-¡Qué poco acostumbrados estamos a ver atardeceres! -dice Javier, mientras los colores del ocaso alumbran la carretera como si fueran versos-. Como en Vitoria está siempre nublado…
Así es. Y precisamente por eso, este instante atrapado por mi linda Olarizu, nos atrapa en unos minutos de belleza sobrecogedora. La vida está constantemente obsequiándonos con bocaditos de hermosura y milagro, que no siempre apreciamos. La urgencia del camino, el muelle interior que nos arranca del momento… La melodía del flautista que se nos cuela por el oído para llevarnos en alegre fila a otro lugar, junto a otros niños y niñas que también dejaron de prestar atención a la puesta de sol que se les ofrecía, seducidos por la promesa de algo mejor que quizá no lo fuera tanto al cese de la tramposa melodía.

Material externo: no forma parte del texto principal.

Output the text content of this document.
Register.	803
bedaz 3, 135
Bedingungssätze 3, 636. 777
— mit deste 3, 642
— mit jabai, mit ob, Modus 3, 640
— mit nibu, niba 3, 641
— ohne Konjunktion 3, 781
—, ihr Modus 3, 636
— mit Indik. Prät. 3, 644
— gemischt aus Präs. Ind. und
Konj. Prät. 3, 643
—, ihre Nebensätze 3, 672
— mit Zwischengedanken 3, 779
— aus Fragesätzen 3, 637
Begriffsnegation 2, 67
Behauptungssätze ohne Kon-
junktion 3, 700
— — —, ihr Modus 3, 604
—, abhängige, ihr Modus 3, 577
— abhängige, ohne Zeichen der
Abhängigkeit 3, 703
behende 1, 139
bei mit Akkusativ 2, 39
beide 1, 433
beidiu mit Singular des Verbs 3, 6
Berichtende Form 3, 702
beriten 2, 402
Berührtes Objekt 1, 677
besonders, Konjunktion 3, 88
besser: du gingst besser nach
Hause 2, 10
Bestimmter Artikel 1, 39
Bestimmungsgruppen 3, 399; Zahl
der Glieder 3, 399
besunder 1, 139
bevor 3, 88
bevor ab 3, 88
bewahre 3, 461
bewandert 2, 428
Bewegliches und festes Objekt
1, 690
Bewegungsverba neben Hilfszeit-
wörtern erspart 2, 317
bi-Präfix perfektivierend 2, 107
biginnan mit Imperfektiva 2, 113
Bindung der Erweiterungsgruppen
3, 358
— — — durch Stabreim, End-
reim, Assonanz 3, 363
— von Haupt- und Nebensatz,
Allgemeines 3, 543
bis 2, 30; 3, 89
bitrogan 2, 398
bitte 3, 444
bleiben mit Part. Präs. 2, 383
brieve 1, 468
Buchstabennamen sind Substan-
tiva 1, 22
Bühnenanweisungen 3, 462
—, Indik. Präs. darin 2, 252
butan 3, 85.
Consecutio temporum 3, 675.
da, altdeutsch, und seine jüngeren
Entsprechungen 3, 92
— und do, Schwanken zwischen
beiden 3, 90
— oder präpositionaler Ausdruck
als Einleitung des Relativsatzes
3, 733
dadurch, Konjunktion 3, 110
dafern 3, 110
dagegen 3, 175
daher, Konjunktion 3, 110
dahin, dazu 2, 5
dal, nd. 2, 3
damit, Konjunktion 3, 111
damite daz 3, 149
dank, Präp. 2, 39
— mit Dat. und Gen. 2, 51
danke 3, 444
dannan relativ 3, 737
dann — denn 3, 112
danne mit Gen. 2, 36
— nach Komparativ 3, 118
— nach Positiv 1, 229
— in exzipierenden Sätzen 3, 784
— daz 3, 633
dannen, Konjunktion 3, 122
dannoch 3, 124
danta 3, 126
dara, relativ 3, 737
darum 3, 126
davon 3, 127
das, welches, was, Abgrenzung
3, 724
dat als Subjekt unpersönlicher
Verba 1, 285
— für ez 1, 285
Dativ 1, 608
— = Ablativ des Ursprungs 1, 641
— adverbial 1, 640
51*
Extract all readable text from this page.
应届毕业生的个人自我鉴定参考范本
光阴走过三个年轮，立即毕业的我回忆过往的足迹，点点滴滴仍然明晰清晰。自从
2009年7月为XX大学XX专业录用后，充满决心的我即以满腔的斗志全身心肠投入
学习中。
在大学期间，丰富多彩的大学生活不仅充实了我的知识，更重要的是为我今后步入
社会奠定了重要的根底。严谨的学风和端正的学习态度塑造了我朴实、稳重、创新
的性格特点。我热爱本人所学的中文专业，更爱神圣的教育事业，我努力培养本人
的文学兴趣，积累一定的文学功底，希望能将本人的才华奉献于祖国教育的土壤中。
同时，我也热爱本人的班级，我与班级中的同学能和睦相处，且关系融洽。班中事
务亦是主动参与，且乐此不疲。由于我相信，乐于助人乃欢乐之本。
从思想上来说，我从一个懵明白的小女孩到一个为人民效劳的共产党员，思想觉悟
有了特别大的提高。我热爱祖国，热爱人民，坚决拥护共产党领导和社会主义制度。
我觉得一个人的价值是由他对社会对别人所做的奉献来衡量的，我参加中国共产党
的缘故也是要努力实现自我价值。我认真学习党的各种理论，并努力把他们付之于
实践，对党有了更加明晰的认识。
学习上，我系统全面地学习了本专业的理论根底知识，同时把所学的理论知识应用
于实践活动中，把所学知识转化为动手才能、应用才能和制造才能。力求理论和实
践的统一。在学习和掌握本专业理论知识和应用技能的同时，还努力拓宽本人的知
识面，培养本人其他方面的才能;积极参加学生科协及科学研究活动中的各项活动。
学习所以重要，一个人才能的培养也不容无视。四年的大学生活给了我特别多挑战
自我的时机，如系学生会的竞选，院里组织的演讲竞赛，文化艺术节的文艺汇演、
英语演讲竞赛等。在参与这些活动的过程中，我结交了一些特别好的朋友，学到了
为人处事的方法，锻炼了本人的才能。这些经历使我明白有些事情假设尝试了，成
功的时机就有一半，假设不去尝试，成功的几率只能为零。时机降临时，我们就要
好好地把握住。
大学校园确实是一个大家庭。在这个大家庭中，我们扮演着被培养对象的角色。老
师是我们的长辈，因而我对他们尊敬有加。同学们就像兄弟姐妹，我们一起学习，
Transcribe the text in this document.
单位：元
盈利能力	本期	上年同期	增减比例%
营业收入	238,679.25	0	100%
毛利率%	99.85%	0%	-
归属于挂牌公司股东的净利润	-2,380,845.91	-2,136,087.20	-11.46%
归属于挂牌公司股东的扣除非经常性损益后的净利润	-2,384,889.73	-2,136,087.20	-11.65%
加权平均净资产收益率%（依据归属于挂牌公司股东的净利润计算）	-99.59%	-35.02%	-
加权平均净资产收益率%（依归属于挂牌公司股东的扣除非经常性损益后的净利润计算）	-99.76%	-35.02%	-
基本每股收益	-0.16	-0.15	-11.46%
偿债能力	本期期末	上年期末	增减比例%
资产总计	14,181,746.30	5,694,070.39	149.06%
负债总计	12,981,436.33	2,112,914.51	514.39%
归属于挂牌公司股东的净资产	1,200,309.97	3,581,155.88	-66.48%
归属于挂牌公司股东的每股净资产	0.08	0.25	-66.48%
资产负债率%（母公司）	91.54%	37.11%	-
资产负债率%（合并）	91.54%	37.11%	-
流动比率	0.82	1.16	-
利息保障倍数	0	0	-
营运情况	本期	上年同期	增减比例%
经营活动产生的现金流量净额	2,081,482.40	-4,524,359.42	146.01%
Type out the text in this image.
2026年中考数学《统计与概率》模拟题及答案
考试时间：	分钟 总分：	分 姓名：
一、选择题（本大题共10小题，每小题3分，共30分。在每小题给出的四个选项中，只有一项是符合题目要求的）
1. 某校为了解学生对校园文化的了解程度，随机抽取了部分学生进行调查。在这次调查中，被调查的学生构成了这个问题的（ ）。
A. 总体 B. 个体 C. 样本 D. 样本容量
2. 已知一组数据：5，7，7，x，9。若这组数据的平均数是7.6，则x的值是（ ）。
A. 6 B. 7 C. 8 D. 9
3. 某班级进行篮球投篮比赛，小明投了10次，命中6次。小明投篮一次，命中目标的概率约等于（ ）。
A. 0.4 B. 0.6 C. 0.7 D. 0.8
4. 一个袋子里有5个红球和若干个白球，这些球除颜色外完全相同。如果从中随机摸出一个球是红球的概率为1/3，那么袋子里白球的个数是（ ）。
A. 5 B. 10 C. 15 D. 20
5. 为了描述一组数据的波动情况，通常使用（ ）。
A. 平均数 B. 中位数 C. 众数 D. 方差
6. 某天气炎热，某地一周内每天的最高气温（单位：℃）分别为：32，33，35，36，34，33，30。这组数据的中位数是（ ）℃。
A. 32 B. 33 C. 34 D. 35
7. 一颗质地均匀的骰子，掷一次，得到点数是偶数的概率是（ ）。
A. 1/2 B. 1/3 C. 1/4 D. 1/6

El atardecer tiene algo de nostalgia, de oportunidad perdida, porque ya ha dado de sí todo lo que podía el día. Desprende una balsámica dosis de reconocimiento, de recompensa por haber llegado al cierre de la jornada, muchos días tras haber superado un buen número de obstáculos.
Pero sobre todo, el atardecer es una invitación abierta al agradecimiento por un día más de vida. Con nubes rosadas, anaranjadas, violetas… o con nimbos en gama de grises, que obligan a imaginar por dónde se estará metiendo el sol. Con ganas de abrazar el descanso o con la ilusión de una noche de fiesta joven y prometedora…, el día se recoge como el envoltorio de un regalo que reinicia por arte y magia al llegar la aurora.